Wybory przywódcy liberałów miały burzliwy przebieg. Gabor Fodor pokonał dotychczasowego lidera partii Janosa Koka zaledwie dwoma głosami (346 : 344). W przeciwieństwie do poprzednika, Fodor nie wyklucza odnowienia koalicji z socjalistami, ale pod warunkiem, że premier Ferenca Gyrucsanya ustąpi z urzędu.
30 kwietnia, po zerwaniu koalicyjnego sojuszu przez Związek Wolnych Demokratów (SZDSZ), rząd premiera Gyurcsana stracił poparcie większości parlamentarnej. Powodem odejścia z koalicji 20 liberałów stał się konflikt wokół służby zdrowia. Doszło do niego, kiedy po przegranym referendum w sprawie obowiązkowych opłat za wizyty u lekarza i prywatyzacji systemu ubezpieczeń społecznych premier odwołał szefową tego resortu Agnes Horvath.

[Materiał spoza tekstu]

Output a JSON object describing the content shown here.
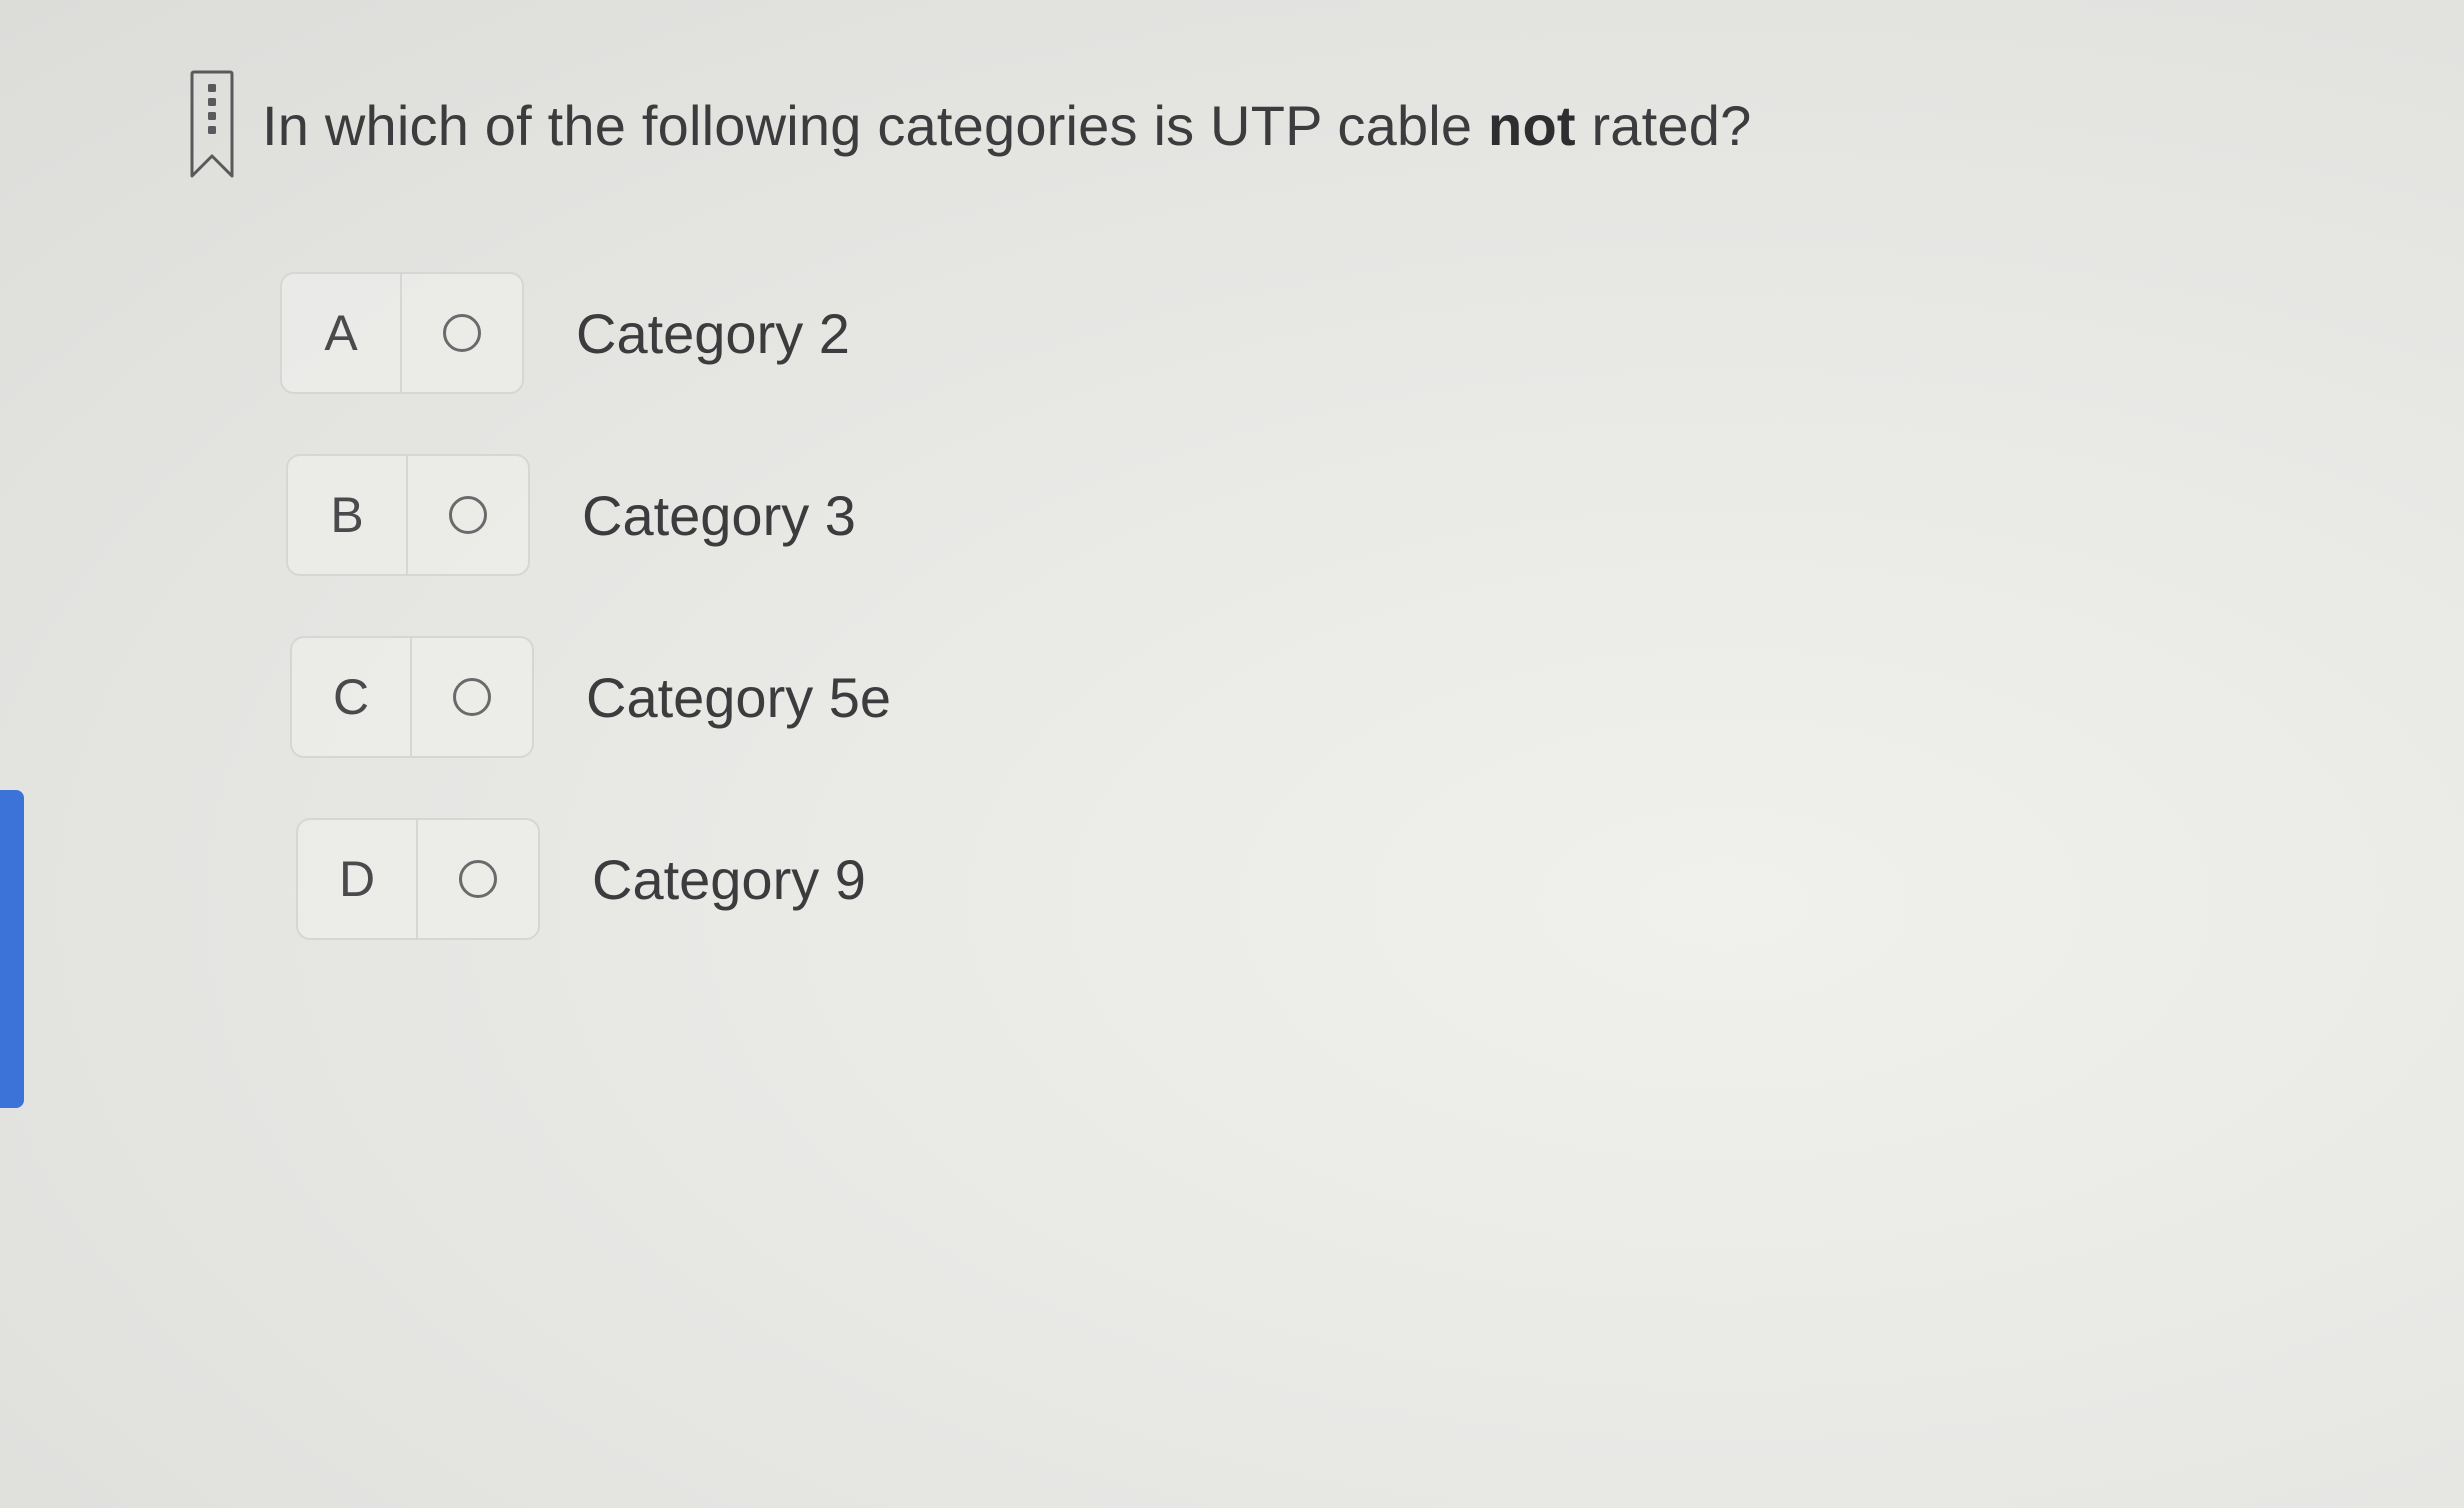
{
  "colors": {
    "accent": "#3b73d9",
    "text": "#3c3c3e",
    "border": "#d6d6d3"
  },
  "question": {
    "bookmark_icon": "bookmark-icon",
    "text_before": "In which of the following categories is UTP cable ",
    "text_emphasis": "not",
    "text_after": " rated?"
  },
  "options": [
    {
      "letter": "A",
      "label": "Category 2",
      "selected": false
    },
    {
      "letter": "B",
      "label": "Category 3",
      "selected": false
    },
    {
      "letter": "C",
      "label": "Category 5e",
      "selected": false
    },
    {
      "letter": "D",
      "label": "Category 9",
      "selected": false
    }
  ]
}
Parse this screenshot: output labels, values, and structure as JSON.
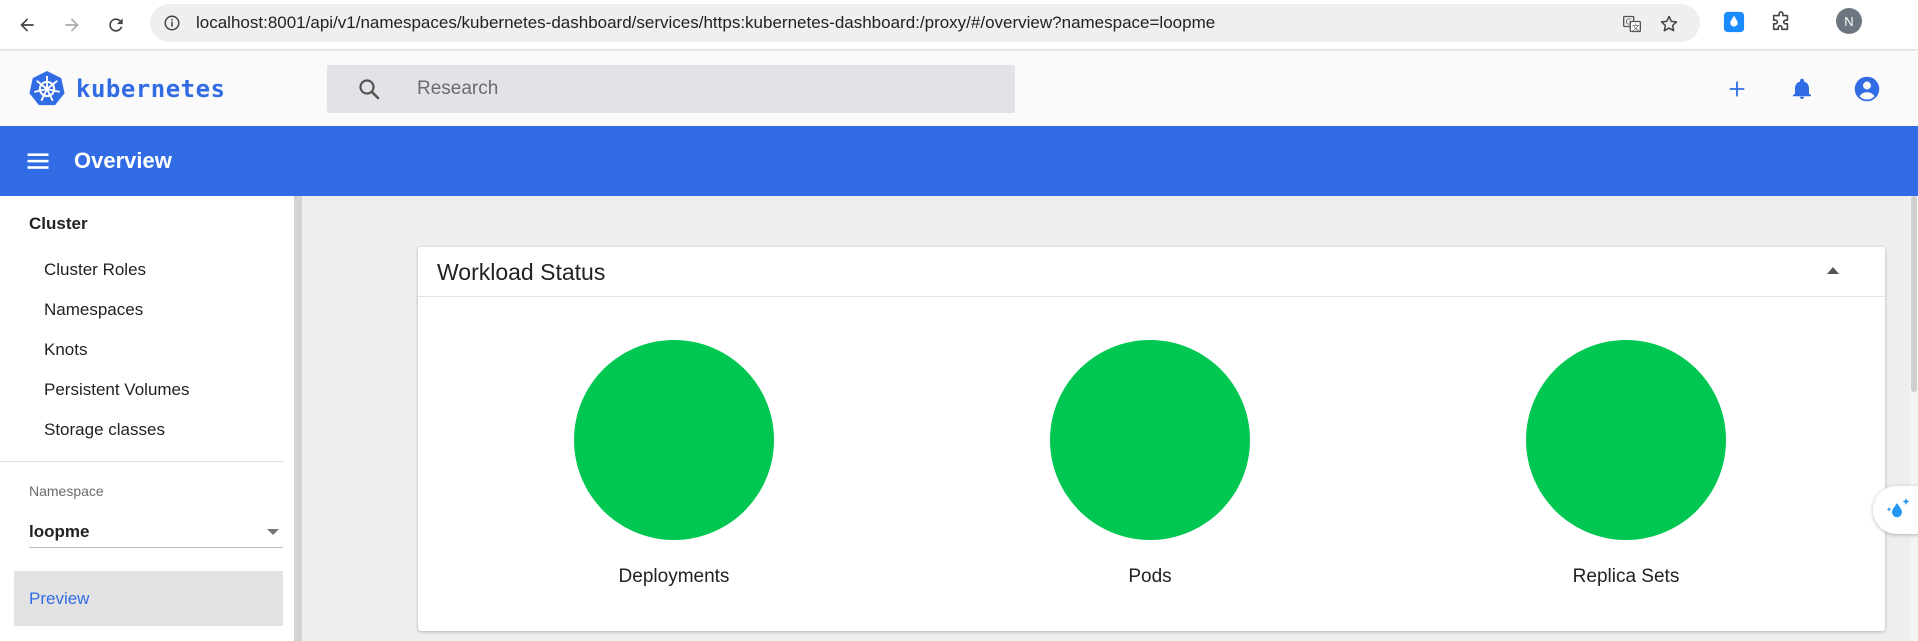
{
  "browser": {
    "url": "localhost:8001/api/v1/namespaces/kubernetes-dashboard/services/https:kubernetes-dashboard:/proxy/#/overview?namespace=loopme",
    "profile_initial": "N"
  },
  "header": {
    "logo_text": "kubernetes",
    "search_placeholder": "Research"
  },
  "toolbar": {
    "title": "Overview"
  },
  "sidebar": {
    "section": "Cluster",
    "items": [
      {
        "label": "Cluster Roles"
      },
      {
        "label": "Namespaces"
      },
      {
        "label": "Knots"
      },
      {
        "label": "Persistent Volumes"
      },
      {
        "label": "Storage classes"
      }
    ],
    "namespace_label": "Namespace",
    "namespace_value": "loopme",
    "preview_label": "Preview"
  },
  "workload_status": {
    "title": "Workload Status",
    "items": [
      {
        "label": "Deployments",
        "color": "#00c752"
      },
      {
        "label": "Pods",
        "color": "#00c752"
      },
      {
        "label": "Replica Sets",
        "color": "#00c752"
      }
    ]
  },
  "colors": {
    "brand": "#326ce5",
    "success": "#00c752"
  }
}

To liberałowie byli autorami większości węgierskich reform socjalnych i gospodarczych. Mimo odejścia z rządu udzielali jednak często poparcia rządzącym socjalistom. Oba ugrupowania chciały uniknąć przedterminowych wyborów, w których bezapelacyjnie zwyciężyłaby węgierska prawica. Z najnowszych sondaży wynika, że w takich wyborach socjaliści mogliby liczyć na zaledwie 15-procentowe poparcie, a liberałowie nie dostaliby się nawet do parlamentu.